2023-02-12 11:11:05

by Qi Zheng

[permalink] [raw]
Subject: [PATCH] mm: page_alloc: call panic() when memoryless node allocation fails

In free_area_init(), we will continue to run after pgdat of memoryless
node allocation fails. However, in the subsequent process (such as when
initializing zonelist), the case that NODE_DATA(nid) is NULL is not
handled, which will cause panic. Instead of this, it's better to call
panic() directly when the memory allocation fails during system boot.

Signed-off-by: Qi Zheng <[email protected]>
---
mm/page_alloc.c | 8 +++-----
1 file changed, 3 insertions(+), 5 deletions(-)

diff --git a/mm/page_alloc.c b/mm/page_alloc.c
index 0745aedebb37..588555754601 100644
--- a/mm/page_alloc.c
+++ b/mm/page_alloc.c
@@ -8360,11 +8360,9 @@ void __init free_area_init(unsigned long *max_zone_pfn)

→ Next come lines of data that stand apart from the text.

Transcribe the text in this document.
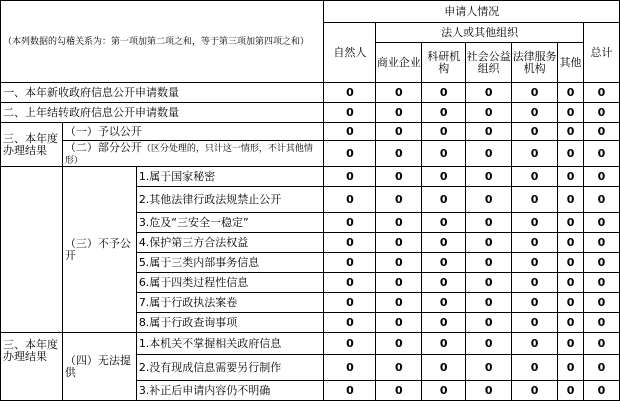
（本列数据的勾稽关系为：第一项加第二项之和，等于第三项加第四项之和）			申请人情况						
			自然人	法人或其他组织					总计
				商业企业	科研机构	社会公益组织	法律服务机构	其他	
一、本年新收政府信息公开申请数量			0	0	0	0	0	0	0
二、上年结转政府信息公开申请数量			0	0	0	0	0	0	0
三、本年度办理结果	（一）予以公开		0	0	0	0	0	0	0
	（二）部分公开（区分处理的，只计这一情形，不计其他情形）		0	0	0	0	0	0	0
	（三）不予公开	1.属于国家秘密	0	0	0	0	0	0	0
		2.其他法律行政法规禁止公开	0	0	0	0	0	0	0
		3.危及“三安全一稳定”	0	0	0	0	0	0	0
		4.保护第三方合法权益	0	0	0	0	0	0	0
		5.属于三类内部事务信息	0	0	0	0	0	0	0
		6.属于四类过程性信息	0	0	0	0	0	0	0
		7.属于行政执法案卷	0	0	0	0	0	0	0
		8.属于行政查询事项	0	0	0	0	0	0	0

三、本年度办理结果	（四）无法提供	1.本机关不掌握相关政府信息	0	0	0	0	0	0	0
		2.没有现成信息需要另行制作	0	0	0	0	0	0	0
		3.补正后申请内容仍不明确	0	0	0	0	0	0	0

/* Allocator not initialized yet */
pgdat = arch_alloc_nodedata(nid);
- if (!pgdat) {
- pr_err("Cannot allocate %zuB for node %d.\n",
- sizeof(*pgdat), nid);
- continue;
- }
+ if (!pgdat)
+ panic("Cannot allocate %zuB for node %d.\n",
+ sizeof(*pgdat), nid);
arch_refresh_nodedata(nid, pgdat);
free_area_init_memoryless_node(nid);

--
2.20.1



2023-02-13 18:53:37

by Andrew Morton

[permalink] [raw]
Subject: Re: [PATCH] mm: page_alloc: call panic() when memoryless node allocation fails

On Sun, 12 Feb 2023 19:10:27 +0800 Qi Zheng <[email protected]> wrote:

> In free_area_init(), we will continue to run after pgdat of memoryless
> node allocation fails. However, in the subsequent process (such as when
> initializing zonelist), the case that NODE_DATA(nid) is NULL is not
> handled, which will cause panic. Instead of this, it's better to call
> panic() directly when the memory allocation fails during system boot.
>
> ...
>
> --- a/mm/page_alloc.c
> +++ b/mm/page_alloc.c
> @@ -8360,11 +8360,9 @@ void __init free_area_init(unsigned long *max_zone_pfn)
>
> /* Allocator not initialized yet */
> pgdat = arch_alloc_nodedata(nid);
> - if (!pgdat) {
> - pr_err("Cannot allocate %zuB for node %d.\n",
> - sizeof(*pgdat), nid);
> - continue;
> - }
> + if (!pgdat)
> + panic("Cannot allocate %zuB for node %d.\n",
> + sizeof(*pgdat), nid);
> arch_refresh_nodedata(nid, pgdat);
> free_area_init_memoryless_node(nid);

Have you actually hit this at runtime? If so, is there something we
can do to handle this failure more gracefully?


2023-02-14 03:15:27

by Qi Zheng

[permalink] [raw]
Subject: Re: [PATCH] mm: page_alloc: call panic() when memoryless node allocation fails



On 2023/2/14 02:53, Andrew Morton wrote:
> On Sun, 12 Feb 2023 19:10:27 +0800 Qi Zheng <[email protected]> wrote:
>
>> In free_area_init(), we will continue to run after pgdat of memoryless
>> node allocation fails. However, in the subsequent process (such as when
>> initializing zonelist), the case that NODE_DATA(nid) is NULL is not
>> handled, which will cause panic. Instead of this, it's better to call
>> panic() directly when the memory allocation fails during system boot.
>>
>> ...
>>
>> --- a/mm/page_alloc.c
>> +++ b/mm/page_alloc.c
>> @@ -8360,11 +8360,9 @@ void __init free_area_init(unsigned long *max_zone_pfn)
>>
>> /* Allocator not initialized yet */
>> pgdat = arch_alloc_nodedata(nid);
>> - if (!pgdat) {
>> - pr_err("Cannot allocate %zuB for node %d.\n",
>> - sizeof(*pgdat), nid);
>> - continue;
>> - }
>> + if (!pgdat)
>> + panic("Cannot allocate %zuB for node %d.\n",
>> + sizeof(*pgdat), nid);
>> arch_refresh_nodedata(nid, pgdat);
>> free_area_init_memoryless_node(nid);
>
> Have you actually hit this at runtime? If so, is there something we

No, I just quickly tested the following code and found that it will
immediately crash in the subsequent position (many paths do not handle
this case):

@@ -8368,6 +8368,7 @@ void __init free_area_init(unsigned long
*max_zone_pfn)
sizeof(*pgdat), nid);
continue;
}
+ continue;
arch_refresh_nodedata(nid, pgdat);
free_area_init_memoryless_node(nid);

> can do to handle this failure more gracefully?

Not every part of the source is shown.